Step 2: hypothesis (labeled as hypothesis)
After the probe, state what might be happening, explicitly framed as a hypothesis:
"Hypothesis: the run is OOMing because dmesg shows oom-kill 3 minutes ago and the process is gone. Alternative hypotheses I haven't ruled out: (a) NFS write timeout, (b) explicit kill from a sibling process."
Never skip to "the cause is X." The hypothesis labels what you don't yet know.
Step 3: smoke run
The cheapest way to confirm or refute a hypothesis is to reproduce the failure shape under a controlled condition:
- OOM hypothesis: rerun with
batch_size=1 for 1 step. If it survives, OOM is confirmed; if it fails the same way, OOM is wrong.
- Data hypothesis: rerun with a synthetic in-memory dataset. If it works, the data path is implicated.
- Model hypothesis: forward pass only on a single batch with
eval() mode. Loss finite? Outputs sane?
- Optimizer hypothesis: rerun with
lr=0. If the loss still explodes, the loss itself is broken (not the optimizer).
- Distributed hypothesis: rerun on 1 GPU. If it works, DDP / NCCL is implicated.
A 30-second smoke beats a 30-minute restart-and-pray.
Step 4: controls
If the smoke is ambiguous, run a control: change exactly one variable from the failing config and rerun the smoke. The differences narrow what mechanism is responsible.

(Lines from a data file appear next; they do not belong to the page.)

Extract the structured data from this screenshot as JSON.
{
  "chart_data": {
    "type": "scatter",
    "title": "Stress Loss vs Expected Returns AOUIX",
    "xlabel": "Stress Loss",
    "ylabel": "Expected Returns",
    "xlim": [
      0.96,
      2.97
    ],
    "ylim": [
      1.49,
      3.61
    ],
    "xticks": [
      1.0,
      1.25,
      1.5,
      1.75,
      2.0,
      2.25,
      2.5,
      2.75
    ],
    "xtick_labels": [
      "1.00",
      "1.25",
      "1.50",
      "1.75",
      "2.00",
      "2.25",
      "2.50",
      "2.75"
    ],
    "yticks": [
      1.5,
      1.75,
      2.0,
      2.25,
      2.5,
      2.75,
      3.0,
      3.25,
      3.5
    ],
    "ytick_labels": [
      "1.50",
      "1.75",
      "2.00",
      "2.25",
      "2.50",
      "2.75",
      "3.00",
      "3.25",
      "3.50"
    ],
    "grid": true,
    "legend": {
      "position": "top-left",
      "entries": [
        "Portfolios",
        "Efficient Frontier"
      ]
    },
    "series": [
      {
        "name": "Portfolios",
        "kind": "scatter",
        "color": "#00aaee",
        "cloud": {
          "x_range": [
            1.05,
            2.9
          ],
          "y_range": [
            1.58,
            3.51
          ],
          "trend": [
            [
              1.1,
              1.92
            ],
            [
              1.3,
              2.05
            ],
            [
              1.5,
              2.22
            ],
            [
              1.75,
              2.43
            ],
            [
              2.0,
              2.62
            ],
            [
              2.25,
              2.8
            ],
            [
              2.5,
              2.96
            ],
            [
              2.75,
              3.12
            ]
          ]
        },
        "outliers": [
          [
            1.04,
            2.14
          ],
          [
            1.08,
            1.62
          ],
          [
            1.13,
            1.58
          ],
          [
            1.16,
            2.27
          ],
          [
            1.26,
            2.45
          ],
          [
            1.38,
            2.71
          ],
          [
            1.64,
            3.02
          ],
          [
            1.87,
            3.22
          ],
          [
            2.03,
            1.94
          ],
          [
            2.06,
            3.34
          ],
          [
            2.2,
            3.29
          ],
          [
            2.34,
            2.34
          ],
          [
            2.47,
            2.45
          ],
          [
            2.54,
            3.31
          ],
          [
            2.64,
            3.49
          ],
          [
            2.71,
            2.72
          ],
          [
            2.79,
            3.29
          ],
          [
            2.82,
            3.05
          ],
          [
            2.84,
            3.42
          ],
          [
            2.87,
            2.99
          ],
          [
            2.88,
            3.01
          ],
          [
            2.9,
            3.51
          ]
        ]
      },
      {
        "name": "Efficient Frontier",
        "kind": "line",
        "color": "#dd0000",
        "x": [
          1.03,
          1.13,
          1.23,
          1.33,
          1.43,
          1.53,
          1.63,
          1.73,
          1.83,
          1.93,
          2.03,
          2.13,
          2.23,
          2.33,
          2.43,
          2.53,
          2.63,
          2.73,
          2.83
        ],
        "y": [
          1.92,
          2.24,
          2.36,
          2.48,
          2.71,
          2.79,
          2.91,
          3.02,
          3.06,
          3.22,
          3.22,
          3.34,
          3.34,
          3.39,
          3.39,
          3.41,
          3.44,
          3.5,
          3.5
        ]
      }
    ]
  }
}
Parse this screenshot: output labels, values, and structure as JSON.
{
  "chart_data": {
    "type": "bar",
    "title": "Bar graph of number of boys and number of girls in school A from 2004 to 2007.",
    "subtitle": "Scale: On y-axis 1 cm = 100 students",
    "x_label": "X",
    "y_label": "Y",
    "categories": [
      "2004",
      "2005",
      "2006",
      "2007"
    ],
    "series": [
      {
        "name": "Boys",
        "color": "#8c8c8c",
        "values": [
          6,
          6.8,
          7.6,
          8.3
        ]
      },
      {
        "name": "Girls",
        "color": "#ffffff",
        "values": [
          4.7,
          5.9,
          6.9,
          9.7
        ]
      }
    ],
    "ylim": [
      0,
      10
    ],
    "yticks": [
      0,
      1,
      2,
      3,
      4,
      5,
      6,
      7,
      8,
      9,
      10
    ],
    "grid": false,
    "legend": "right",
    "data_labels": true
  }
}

Common control axes (change one at a time):
- single-source vs multi-source data
- default workers vs adjusted workers
- mixed-precision on vs off
- gradient checkpointing on vs off
- torch.compile on vs off
Step 5: claim cause
Only after evidence stacks up, probe, smoke, control, do you assert a cause. The claim should cite the specific tool output that proves it:
"Root cause: NFS write timeout. Evidence: dmesg shows nfs server X not responding at 14:23 (the same minute the last checkpoint was written), and the smoke with batch=1 reproduces the timeout. Recommended fix: bind-mount a local scratch dir for checkpoints and rsync to NFS at end of epoch."

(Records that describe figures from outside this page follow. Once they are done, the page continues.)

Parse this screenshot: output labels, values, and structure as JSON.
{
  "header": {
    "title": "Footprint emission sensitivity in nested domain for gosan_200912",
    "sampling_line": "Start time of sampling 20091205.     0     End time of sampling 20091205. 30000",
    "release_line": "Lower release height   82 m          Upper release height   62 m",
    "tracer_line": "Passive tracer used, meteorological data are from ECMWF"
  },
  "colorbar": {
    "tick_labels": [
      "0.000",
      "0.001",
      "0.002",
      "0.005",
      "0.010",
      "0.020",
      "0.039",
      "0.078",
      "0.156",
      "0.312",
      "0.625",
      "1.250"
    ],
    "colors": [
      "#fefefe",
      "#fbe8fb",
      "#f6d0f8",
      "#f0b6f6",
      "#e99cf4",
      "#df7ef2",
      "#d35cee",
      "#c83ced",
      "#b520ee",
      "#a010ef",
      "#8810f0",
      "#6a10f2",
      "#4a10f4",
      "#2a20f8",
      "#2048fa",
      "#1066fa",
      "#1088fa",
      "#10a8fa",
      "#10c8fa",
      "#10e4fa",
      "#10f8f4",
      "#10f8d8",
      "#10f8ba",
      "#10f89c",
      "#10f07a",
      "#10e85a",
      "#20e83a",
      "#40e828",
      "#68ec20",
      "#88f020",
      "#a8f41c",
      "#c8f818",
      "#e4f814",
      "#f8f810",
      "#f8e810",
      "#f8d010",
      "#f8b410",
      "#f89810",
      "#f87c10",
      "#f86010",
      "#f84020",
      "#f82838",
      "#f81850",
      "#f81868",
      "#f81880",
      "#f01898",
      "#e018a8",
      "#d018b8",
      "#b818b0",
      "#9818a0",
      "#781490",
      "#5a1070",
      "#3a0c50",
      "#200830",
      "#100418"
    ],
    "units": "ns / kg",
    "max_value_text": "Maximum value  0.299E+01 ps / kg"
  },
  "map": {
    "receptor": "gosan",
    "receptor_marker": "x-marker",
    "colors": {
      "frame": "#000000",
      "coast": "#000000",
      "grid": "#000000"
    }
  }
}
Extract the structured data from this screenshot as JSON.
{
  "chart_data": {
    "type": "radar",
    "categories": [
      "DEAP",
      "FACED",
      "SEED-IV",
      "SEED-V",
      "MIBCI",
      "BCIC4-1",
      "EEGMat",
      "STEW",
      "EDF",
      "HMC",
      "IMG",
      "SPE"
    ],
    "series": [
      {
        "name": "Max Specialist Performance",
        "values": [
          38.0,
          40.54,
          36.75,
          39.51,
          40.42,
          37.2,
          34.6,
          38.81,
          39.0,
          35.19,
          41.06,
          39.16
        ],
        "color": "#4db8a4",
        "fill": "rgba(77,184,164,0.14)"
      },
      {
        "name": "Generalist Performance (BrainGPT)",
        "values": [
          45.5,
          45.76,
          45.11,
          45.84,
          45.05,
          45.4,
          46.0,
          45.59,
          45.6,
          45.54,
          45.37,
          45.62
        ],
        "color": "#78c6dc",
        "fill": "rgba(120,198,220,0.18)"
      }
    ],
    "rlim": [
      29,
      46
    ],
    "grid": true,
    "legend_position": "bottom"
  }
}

If the evidence isn't stacking up, do not promote a hypothesis to a cause. Say "I don't yet know" and propose the next probe.
What to avoid
- "It's probably X, let me try Y" → no. Probe first.

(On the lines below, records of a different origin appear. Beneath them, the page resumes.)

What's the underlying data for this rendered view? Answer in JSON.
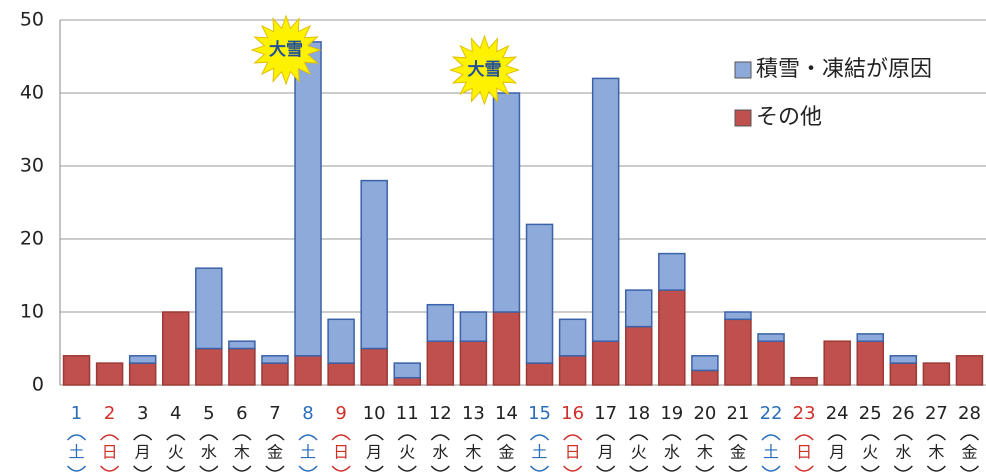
{
  "chart_data": {
    "type": "stacked_bar",
    "categories": [
      "1",
      "2",
      "3",
      "4",
      "5",
      "6",
      "7",
      "8",
      "9",
      "10",
      "11",
      "12",
      "13",
      "14",
      "15",
      "16",
      "17",
      "18",
      "19",
      "20",
      "21",
      "22",
      "23",
      "24",
      "25",
      "26",
      "27",
      "28"
    ],
    "weekdays": [
      "土",
      "日",
      "月",
      "火",
      "水",
      "木",
      "金",
      "土",
      "日",
      "月",
      "火",
      "水",
      "木",
      "金",
      "土",
      "日",
      "月",
      "火",
      "水",
      "木",
      "金",
      "土",
      "日",
      "月",
      "火",
      "水",
      "木",
      "金"
    ],
    "category_colors": [
      "#2a6ebb",
      "#d0302a",
      "#222",
      "#222",
      "#222",
      "#222",
      "#222",
      "#2a6ebb",
      "#d0302a",
      "#222",
      "#222",
      "#222",
      "#222",
      "#222",
      "#2a6ebb",
      "#d0302a",
      "#222",
      "#222",
      "#222",
      "#222",
      "#222",
      "#2a6ebb",
      "#d0302a",
      "#222",
      "#222",
      "#222",
      "#222",
      "#222"
    ],
    "series": [
      {
        "name": "その他",
        "color": "#c0504d",
        "values": [
          4,
          3,
          3,
          10,
          5,
          5,
          3,
          4,
          3,
          5,
          1,
          6,
          6,
          10,
          3,
          4,
          6,
          8,
          13,
          2,
          9,
          6,
          1,
          6,
          6,
          3,
          3,
          4
        ]
      },
      {
        "name": "積雪・凍結が原因",
        "color": "#8eaadb",
        "values": [
          0,
          0,
          1,
          0,
          11,
          1,
          1,
          43,
          6,
          23,
          2,
          5,
          4,
          30,
          19,
          5,
          36,
          5,
          5,
          2,
          1,
          1,
          0,
          0,
          1,
          1,
          0,
          0
        ]
      }
    ],
    "annotations": [
      {
        "text": "大雪",
        "category": "8"
      },
      {
        "text": "大雪",
        "category": "14"
      }
    ],
    "ylim": [
      0,
      50
    ],
    "yticks": [
      0,
      10,
      20,
      30,
      40,
      50
    ],
    "grid": true
  }
}
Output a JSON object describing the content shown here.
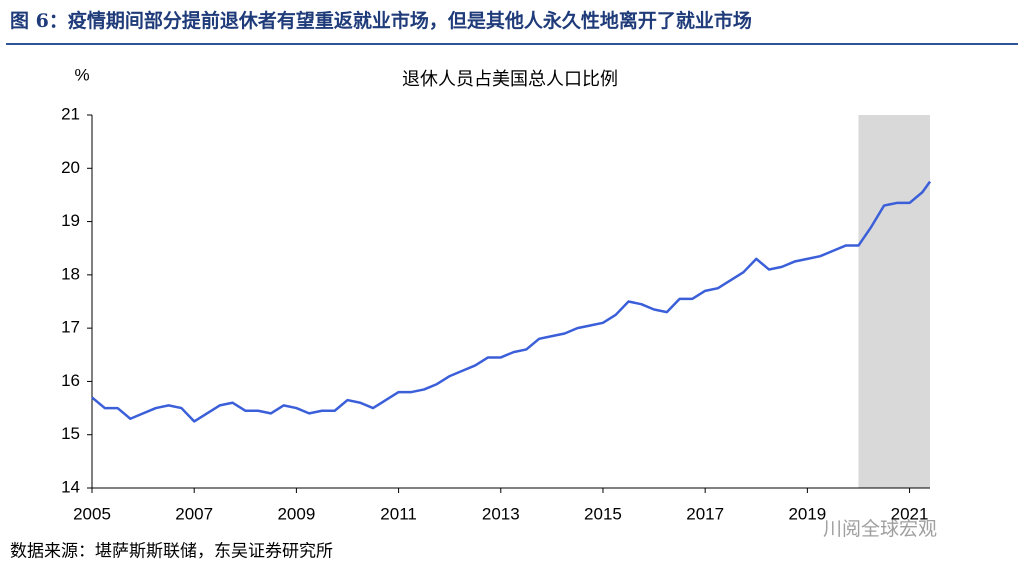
{
  "header": {
    "title": "图 6：疫情期间部分提前退休者有望重返就业市场，但是其他人永久性地离开了就业市场"
  },
  "chart_data": {
    "type": "line",
    "title": "退休人员占美国总人口比例",
    "y_label": "%",
    "x": [
      2005.0,
      2005.25,
      2005.5,
      2005.75,
      2006.0,
      2006.25,
      2006.5,
      2006.75,
      2007.0,
      2007.25,
      2007.5,
      2007.75,
      2008.0,
      2008.25,
      2008.5,
      2008.75,
      2009.0,
      2009.25,
      2009.5,
      2009.75,
      2010.0,
      2010.25,
      2010.5,
      2010.75,
      2011.0,
      2011.25,
      2011.5,
      2011.75,
      2012.0,
      2012.25,
      2012.5,
      2012.75,
      2013.0,
      2013.25,
      2013.5,
      2013.75,
      2014.0,
      2014.25,
      2014.5,
      2014.75,
      2015.0,
      2015.25,
      2015.5,
      2015.75,
      2016.0,
      2016.25,
      2016.5,
      2016.75,
      2017.0,
      2017.25,
      2017.5,
      2017.75,
      2018.0,
      2018.25,
      2018.5,
      2018.75,
      2019.0,
      2019.25,
      2019.5,
      2019.75,
      2020.0,
      2020.25,
      2020.5,
      2020.75,
      2021.0,
      2021.25,
      2021.4
    ],
    "series": [
      {
        "name": "退休人员占美国总人口比例",
        "color": "#3b5fd9",
        "values": [
          15.7,
          15.5,
          15.5,
          15.3,
          15.4,
          15.5,
          15.55,
          15.5,
          15.25,
          15.4,
          15.55,
          15.6,
          15.45,
          15.45,
          15.4,
          15.55,
          15.5,
          15.4,
          15.45,
          15.45,
          15.65,
          15.6,
          15.5,
          15.65,
          15.8,
          15.8,
          15.85,
          15.95,
          16.1,
          16.2,
          16.3,
          16.45,
          16.45,
          16.55,
          16.6,
          16.8,
          16.85,
          16.9,
          17.0,
          17.05,
          17.1,
          17.25,
          17.5,
          17.45,
          17.35,
          17.3,
          17.55,
          17.55,
          17.7,
          17.75,
          17.9,
          18.05,
          18.3,
          18.1,
          18.15,
          18.25,
          18.3,
          18.35,
          18.45,
          18.55,
          18.55,
          18.9,
          19.3,
          19.35,
          19.35,
          19.55,
          19.75
        ]
      }
    ],
    "xlim": [
      2005,
      2021.4
    ],
    "xticks": [
      2005,
      2007,
      2009,
      2011,
      2013,
      2015,
      2017,
      2019,
      2021
    ],
    "ylim": [
      14,
      21
    ],
    "yticks": [
      14,
      15,
      16,
      17,
      18,
      19,
      20,
      21
    ],
    "shaded_region": [
      2020,
      2021.4
    ],
    "shade_color": "#d9d9d9"
  },
  "footer": {
    "source": "数据来源：堪萨斯斯联储，东吴证券研究所",
    "watermark": "川阅全球宏观"
  }
}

- Restarting the run with a small change as the diagnostic. Smoke first, then restart deliberately.
- Citing only the user's narrative as evidence: re-read the actual log.
- Stopping at the first plausible cause when artifacts contradict it.
Output
A concise diagnostic report: (1) what the probes showed, (2) the hypothesis, (3) the smoke outcome, (4) the cause-or-uncertain verdict, (5) the recommended next action. Each claim cites the tool output that backs it.